Dudo, sin embargo, que legítimamente tras esos procesos no pudiéramos alzar una exigencia política
universal relativa al desarrollo de un proyecto de sociedad autónoma, sin tutelajes metropolitanos. Si bien
la argumentación de B. Anderson resulta convincente al señalar que no existe relación necesaria entre
«nacionalismo» y «fascismo» (Comunidades imaginadas, Fondo de Cultura Económica, México, p.209),
eso no implica que no haya relación alguna (y elucidar esa relación sigue siendo en buena medida una
tarea pendiente). Es cierto que mientras el «racismo» plantea al otro como inconvertible, el
«nacionalismo» no niega la posibilidad de una inclusión de ese otro (a partir de la nacionalización) dentro
de la propia comunidad imaginada. Del mismo modo, mientras que la posición racista habitualmente se
manifiesta al interior de unas fronteras nacionales, la posición nacionalista se hace manifiesta de cara al
exterior. Sin embargo, habría que preguntarse qué ocurre cuando la «nacionalidad», de forma solapada, es
construida como una categoría identitaria naturalizada, más allá del estatuto jurídico de la persona. Dicho
en otras palabras: si una sociedad instituye como estable la equivalencia entre «nacionalidad» y una
«raza» o «etnia» particular, entonces, el efecto del nacionalismo termina siendo la reivindicación racista o
etnocéntrica. Tal parece ser la operación discursiva que algunos grupos de derecha plantean en EEUU
(que no dudan en plantear como «extranjeros» a una parte de la población nacional). Más en general,
cualquier variante nacionalista que construya una presunta «esencia nacional» (una identidad fija) plantea
como contratara la imposibilidad de integrar una diferencia determinada. En ese nivel, el nacionalismo
puede devenir una forma de fascismo: la superioridad de la nación se materializa en exterminio de los
“extranjeros” allí donde estén.
(2) La búsqueda pública del «interés general» ha seguido derroteros distintos y contrapuestos: desde el
genocidio de una disidencia política relevante hasta el precario intento de una consolidación institucional
desestabilizada menos por el poder militar que por el poder económico; desde la privatización de lo
público y el crecimiento del endeudamiento estatal hasta la reconstrucción de un modelo agro-exportador
ante el incremento de la demanda externa de materias primas. En suma: más que constatar respuestas que
de forma universal han priorizado unos intereses particulares con consecuencias colectivas nefastas, lo
que resulta claro es que las respuestas específicas a lo que constituye en un momento dado el “interés
general” varían de período en período y de gobierno en gobierno. Como significante en el campo político,
la significación de dicho “interés” varía según la posición política en la que nos situemos. Nada diferente
ocurre con la noción de «lo nacional-popular»: carece de un significado estable. Su sentido depende de la
articulación que un discurso político específico efectúe. Si bien dicha inestabilidad semántica forma parte
del juego democrático, al menos para muchos de nosotros el sentido de la democracia ha estado mucho
menos vinculado a la pertenencia a una comunidad nacional que a la posibilidad de acceso igualitario a
ciertas oportunidades sociales (laborales, intelectuales, educativas, etc.) que, ciertamente, no fueron
moneda corriente en las últimas décadas en Argentina para una parte importante de la población.

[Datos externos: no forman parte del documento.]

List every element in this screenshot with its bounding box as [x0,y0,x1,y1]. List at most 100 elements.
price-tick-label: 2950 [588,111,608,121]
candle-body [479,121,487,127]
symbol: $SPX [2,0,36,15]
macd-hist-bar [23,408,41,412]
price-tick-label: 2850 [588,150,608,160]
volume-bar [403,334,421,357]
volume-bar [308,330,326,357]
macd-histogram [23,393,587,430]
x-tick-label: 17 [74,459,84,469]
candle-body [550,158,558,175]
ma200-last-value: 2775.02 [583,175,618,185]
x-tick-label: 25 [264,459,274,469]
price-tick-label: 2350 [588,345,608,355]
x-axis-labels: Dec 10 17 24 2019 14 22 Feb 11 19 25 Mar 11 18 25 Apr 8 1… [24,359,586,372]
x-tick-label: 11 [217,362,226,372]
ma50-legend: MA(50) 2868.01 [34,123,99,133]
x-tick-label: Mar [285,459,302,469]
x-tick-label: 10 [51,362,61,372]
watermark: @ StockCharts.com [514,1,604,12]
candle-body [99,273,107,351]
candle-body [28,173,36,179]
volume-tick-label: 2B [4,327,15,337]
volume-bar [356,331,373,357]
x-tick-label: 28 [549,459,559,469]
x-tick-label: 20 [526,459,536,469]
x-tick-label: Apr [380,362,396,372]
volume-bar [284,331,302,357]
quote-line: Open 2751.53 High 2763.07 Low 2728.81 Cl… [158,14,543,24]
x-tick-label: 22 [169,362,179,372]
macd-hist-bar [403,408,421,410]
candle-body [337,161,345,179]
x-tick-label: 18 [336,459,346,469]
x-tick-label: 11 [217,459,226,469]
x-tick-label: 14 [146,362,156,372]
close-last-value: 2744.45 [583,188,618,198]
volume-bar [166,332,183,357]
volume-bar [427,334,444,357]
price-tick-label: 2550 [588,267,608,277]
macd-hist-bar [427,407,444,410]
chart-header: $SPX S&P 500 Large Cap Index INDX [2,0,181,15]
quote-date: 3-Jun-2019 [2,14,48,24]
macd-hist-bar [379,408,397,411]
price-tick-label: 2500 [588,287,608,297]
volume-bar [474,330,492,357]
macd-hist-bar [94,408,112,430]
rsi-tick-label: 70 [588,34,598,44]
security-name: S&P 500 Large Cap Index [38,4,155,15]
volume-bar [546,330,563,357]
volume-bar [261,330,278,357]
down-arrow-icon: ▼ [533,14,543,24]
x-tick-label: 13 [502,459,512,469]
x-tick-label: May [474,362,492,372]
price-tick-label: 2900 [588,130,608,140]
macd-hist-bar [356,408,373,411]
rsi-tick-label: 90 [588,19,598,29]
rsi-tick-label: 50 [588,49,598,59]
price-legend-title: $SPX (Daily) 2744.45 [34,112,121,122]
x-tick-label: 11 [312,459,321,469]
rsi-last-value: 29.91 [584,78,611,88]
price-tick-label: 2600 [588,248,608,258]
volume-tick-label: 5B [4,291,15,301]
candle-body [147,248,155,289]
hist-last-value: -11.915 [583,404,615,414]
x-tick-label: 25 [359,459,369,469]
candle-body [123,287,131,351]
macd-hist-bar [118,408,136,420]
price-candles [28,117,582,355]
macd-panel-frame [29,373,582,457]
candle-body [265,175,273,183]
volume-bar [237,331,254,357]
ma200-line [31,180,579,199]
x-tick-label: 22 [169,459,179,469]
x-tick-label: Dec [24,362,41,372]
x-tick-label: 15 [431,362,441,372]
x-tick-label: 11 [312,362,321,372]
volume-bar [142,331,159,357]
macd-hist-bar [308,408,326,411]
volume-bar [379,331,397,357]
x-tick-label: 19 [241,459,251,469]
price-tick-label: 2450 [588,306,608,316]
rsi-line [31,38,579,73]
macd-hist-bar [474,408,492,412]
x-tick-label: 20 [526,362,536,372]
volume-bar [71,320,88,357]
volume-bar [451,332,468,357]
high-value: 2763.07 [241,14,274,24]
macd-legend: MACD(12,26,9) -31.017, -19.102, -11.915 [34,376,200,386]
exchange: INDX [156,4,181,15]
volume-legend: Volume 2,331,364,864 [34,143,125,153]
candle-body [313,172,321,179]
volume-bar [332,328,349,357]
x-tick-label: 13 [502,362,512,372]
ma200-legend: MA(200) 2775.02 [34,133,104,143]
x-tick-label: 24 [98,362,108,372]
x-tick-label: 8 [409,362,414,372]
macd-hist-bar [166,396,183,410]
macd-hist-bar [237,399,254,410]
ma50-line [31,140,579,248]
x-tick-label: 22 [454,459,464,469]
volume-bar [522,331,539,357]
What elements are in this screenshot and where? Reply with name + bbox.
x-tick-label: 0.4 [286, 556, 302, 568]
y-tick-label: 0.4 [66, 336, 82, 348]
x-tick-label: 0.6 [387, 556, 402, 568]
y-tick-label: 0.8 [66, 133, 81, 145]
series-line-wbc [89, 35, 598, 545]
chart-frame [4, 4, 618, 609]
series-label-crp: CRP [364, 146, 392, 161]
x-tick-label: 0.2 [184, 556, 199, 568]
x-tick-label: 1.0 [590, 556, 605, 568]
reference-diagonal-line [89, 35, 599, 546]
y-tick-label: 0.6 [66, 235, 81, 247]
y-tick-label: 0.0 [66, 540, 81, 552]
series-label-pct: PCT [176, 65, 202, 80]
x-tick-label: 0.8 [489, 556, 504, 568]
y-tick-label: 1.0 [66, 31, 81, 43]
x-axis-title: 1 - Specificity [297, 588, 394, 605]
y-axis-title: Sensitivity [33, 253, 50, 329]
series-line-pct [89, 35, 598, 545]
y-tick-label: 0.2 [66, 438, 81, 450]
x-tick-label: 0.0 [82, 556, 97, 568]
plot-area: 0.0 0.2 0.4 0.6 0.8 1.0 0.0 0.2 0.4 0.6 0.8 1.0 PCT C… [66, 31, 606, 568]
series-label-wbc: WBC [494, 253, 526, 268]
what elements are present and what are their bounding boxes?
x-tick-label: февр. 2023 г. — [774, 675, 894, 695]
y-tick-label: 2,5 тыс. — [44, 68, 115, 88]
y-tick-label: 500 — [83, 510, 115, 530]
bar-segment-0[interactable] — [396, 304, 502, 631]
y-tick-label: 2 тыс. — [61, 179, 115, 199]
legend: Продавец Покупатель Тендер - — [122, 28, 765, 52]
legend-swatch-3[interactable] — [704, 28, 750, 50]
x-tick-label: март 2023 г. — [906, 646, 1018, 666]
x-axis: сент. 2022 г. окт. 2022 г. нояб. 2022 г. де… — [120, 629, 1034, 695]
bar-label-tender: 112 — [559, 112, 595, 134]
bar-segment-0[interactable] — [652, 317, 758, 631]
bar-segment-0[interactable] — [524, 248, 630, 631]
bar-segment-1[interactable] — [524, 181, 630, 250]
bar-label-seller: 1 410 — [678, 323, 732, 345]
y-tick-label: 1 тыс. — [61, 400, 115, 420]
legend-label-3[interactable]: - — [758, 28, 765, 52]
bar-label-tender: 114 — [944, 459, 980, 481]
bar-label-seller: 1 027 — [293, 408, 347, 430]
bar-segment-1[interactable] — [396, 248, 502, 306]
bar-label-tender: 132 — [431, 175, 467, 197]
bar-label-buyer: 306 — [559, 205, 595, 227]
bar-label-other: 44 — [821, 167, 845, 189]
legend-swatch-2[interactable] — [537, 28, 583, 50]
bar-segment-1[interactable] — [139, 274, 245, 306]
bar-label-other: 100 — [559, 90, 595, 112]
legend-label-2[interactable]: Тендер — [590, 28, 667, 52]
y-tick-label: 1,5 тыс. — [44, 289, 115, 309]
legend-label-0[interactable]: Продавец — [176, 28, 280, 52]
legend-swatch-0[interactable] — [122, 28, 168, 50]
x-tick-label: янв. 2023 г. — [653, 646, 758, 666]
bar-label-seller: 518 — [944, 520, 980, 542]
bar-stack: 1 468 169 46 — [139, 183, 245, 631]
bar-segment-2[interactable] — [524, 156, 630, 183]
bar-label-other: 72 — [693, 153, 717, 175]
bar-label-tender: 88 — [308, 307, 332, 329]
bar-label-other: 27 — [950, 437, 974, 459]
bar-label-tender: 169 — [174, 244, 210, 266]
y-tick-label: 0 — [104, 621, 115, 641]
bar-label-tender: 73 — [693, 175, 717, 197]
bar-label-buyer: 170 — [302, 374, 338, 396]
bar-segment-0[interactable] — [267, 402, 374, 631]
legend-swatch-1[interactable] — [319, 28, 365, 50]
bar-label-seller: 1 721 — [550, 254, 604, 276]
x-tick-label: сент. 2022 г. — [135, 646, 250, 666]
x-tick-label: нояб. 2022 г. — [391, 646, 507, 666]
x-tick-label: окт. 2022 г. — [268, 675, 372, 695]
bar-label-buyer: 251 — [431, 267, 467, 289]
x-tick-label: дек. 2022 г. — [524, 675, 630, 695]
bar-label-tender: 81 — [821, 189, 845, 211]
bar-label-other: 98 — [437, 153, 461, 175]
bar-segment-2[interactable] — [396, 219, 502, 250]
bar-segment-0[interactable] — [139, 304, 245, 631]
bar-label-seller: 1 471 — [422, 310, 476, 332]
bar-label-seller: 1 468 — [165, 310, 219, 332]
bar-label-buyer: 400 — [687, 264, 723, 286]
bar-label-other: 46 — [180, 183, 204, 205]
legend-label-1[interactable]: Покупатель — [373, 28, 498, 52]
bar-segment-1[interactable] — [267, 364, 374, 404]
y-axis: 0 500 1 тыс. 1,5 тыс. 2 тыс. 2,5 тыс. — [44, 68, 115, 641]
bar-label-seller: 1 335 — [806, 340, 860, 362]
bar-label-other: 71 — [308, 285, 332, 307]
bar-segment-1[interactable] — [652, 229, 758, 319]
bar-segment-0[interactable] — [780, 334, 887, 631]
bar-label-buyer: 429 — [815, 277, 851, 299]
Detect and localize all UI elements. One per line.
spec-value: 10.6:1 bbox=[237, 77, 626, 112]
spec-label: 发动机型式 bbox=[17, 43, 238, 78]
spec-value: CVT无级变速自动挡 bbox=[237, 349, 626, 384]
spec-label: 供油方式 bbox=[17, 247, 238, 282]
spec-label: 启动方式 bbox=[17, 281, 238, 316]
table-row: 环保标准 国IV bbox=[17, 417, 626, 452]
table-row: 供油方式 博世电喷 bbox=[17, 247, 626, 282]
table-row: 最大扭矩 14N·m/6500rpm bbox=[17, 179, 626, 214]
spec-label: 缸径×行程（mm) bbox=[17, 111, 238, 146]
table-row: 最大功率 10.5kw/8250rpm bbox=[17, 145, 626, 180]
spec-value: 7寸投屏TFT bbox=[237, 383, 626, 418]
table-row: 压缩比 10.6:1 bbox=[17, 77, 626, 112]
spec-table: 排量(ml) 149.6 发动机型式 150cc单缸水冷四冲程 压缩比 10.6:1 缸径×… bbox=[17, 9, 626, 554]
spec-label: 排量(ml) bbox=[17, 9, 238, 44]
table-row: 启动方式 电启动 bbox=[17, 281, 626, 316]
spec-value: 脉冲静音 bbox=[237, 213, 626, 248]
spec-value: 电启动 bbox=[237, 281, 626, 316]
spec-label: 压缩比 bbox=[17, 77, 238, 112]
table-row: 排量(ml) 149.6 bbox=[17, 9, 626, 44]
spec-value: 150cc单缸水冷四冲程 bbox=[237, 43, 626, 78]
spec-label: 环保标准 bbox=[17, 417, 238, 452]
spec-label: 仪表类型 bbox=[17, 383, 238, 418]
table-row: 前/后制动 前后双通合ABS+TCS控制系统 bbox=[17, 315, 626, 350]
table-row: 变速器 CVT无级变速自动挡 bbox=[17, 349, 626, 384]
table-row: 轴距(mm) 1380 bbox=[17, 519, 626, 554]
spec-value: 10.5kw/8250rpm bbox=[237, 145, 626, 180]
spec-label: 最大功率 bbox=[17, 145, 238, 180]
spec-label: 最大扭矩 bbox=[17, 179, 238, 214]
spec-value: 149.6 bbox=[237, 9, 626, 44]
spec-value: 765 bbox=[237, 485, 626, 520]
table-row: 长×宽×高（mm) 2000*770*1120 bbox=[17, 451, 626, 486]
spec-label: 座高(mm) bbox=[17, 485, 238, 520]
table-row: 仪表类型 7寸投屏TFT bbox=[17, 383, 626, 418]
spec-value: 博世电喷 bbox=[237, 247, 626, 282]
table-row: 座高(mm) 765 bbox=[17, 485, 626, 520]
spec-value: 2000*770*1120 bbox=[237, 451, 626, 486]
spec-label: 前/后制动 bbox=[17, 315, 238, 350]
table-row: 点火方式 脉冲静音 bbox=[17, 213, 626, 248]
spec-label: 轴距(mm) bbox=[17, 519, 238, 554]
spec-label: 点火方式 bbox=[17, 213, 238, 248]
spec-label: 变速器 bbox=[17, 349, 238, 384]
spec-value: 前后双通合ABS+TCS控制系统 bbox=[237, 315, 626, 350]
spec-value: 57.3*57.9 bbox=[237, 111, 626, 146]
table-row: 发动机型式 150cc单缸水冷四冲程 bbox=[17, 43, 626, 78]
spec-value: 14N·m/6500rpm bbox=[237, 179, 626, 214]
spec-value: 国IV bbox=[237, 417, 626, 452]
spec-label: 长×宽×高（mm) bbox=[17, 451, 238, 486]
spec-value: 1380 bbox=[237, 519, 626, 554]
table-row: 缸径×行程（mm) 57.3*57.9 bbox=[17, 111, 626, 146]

(3) En este sentido, evitar juicios morales unilaterales tanto sobre los sujetos migrantes como sobre los
sujetos nativos es escapar a una lógica binaria y simplista que atribuye comportamientos homogéneos a
sujetos heterogéneos. Es tan cierto sostener que algunos grupos de inmigrantes se mueven por los
espejismos de bonanza económica sobre alguna patria lejana como afirmar que otros se mueven por el
deseo de cambio cultural, por la voluntad de salirse de una específica forma de vida o incluso por una
voluntad de vivir amenazada en su país de origen. A la inversa, es inverosímil sostener que la estancia
permanente de las poblaciones nativas responde a la altruista «decisión» de defender lo nacional.